Também neste sábado, um terrorista suicida detonou os explosivos que levava no carro perto de um posto da polícia em Tuz Khumartu, ao norte de Bagdá, matando nove pessoas, entre elas três policiais. Um outro carro-bomba em Kirkuk, também ao norte da capital, matou um engenheiro. Outros dois carros-bomba explodiram na cidade de Nassiriyah (sul), matando quatro pessoas, e a detonação de explosivos em um outro carro matou outras cinco na cidade sagrada de Kerbala. Outras três pessoas foram mortas e cinco ficaram feridas em ataques separados nas províncias de Babil e Nínive.
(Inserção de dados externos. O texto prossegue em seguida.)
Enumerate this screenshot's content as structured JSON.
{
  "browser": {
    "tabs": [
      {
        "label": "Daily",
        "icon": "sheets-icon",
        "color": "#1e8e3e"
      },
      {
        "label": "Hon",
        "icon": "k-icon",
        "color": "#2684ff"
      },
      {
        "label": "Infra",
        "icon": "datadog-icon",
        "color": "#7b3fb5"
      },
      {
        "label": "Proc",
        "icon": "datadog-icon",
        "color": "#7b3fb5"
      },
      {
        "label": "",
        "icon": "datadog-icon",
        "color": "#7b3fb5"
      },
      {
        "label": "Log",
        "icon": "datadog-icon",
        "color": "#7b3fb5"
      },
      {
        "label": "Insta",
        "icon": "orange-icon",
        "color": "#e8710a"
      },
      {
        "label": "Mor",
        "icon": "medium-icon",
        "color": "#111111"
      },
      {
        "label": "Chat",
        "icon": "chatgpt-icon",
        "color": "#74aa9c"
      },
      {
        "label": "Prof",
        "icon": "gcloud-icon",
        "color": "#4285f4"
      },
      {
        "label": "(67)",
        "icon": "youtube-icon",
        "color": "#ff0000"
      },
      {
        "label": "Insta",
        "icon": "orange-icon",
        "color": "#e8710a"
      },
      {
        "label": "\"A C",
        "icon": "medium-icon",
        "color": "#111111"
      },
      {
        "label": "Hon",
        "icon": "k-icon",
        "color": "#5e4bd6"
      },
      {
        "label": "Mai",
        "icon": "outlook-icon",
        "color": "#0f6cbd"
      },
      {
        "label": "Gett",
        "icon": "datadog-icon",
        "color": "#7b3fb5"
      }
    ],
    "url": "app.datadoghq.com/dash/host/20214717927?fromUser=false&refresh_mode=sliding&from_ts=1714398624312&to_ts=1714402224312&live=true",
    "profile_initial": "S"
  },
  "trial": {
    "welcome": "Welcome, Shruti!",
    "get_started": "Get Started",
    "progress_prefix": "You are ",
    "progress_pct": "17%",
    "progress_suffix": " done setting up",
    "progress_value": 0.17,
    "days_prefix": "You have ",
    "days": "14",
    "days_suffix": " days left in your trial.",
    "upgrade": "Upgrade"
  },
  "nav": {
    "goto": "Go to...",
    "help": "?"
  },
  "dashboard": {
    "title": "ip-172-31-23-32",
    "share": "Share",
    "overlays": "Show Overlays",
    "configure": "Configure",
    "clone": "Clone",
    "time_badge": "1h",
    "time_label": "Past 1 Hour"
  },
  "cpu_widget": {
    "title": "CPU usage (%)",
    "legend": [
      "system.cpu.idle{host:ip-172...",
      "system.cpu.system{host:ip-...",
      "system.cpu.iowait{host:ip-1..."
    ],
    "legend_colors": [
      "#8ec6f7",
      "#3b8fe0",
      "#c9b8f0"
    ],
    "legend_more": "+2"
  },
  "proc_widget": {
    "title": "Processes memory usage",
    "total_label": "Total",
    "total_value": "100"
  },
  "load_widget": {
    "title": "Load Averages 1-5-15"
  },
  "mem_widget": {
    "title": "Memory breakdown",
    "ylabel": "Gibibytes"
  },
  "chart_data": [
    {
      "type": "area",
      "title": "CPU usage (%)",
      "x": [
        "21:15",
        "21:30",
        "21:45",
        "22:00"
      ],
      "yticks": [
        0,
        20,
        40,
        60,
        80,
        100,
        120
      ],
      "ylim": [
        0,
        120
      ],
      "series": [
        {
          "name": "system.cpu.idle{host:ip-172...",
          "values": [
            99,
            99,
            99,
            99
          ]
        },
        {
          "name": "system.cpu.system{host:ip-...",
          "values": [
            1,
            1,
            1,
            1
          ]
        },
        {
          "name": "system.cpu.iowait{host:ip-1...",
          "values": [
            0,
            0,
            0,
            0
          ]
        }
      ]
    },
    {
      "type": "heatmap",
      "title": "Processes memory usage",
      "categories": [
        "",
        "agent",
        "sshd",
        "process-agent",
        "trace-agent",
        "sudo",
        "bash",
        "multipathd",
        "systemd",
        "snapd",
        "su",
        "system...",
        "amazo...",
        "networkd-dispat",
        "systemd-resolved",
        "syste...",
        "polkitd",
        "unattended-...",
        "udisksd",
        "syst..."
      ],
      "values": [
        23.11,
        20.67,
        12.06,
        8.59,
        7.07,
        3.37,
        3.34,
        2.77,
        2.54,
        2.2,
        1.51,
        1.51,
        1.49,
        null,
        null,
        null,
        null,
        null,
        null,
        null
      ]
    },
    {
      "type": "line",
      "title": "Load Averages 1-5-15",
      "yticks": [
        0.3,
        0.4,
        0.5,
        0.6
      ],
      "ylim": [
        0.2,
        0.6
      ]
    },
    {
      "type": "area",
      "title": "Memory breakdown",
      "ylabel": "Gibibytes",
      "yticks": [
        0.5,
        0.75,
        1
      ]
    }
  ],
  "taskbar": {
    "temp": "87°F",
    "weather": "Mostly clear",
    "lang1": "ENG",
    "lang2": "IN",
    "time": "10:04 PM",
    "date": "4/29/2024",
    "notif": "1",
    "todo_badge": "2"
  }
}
Em um comunicado emitido na noite de sábado, o Departamento de Estado americano condenou a série de atentados e qualificou os autores dos ataques mortais no Iraque de “inimigos do Islã”. Segundo o comunicado, os ataques foram “covardes (…) dirigidos contra famílias que celebravam o Eid al Fitr”. O mês do Ramadã foi particularmente sangrento no país: foram mais de 800 mortos. De acordo com as Nações Unidas, mais de mil pessoas morreram em julho vítimas da violência.

Segundo especialistas, os atos de violência podem estar aumentando devido à paralisia política do governo, enquanto o país se recupera com dificuldade de anos de guerra em que morreram milhares de pessoas. Durante o mês sagrado do Ramadã a violência costuma aumentar, pois os jihadistas consideram que seus ataques são mais justificados, afirmam os especialistas.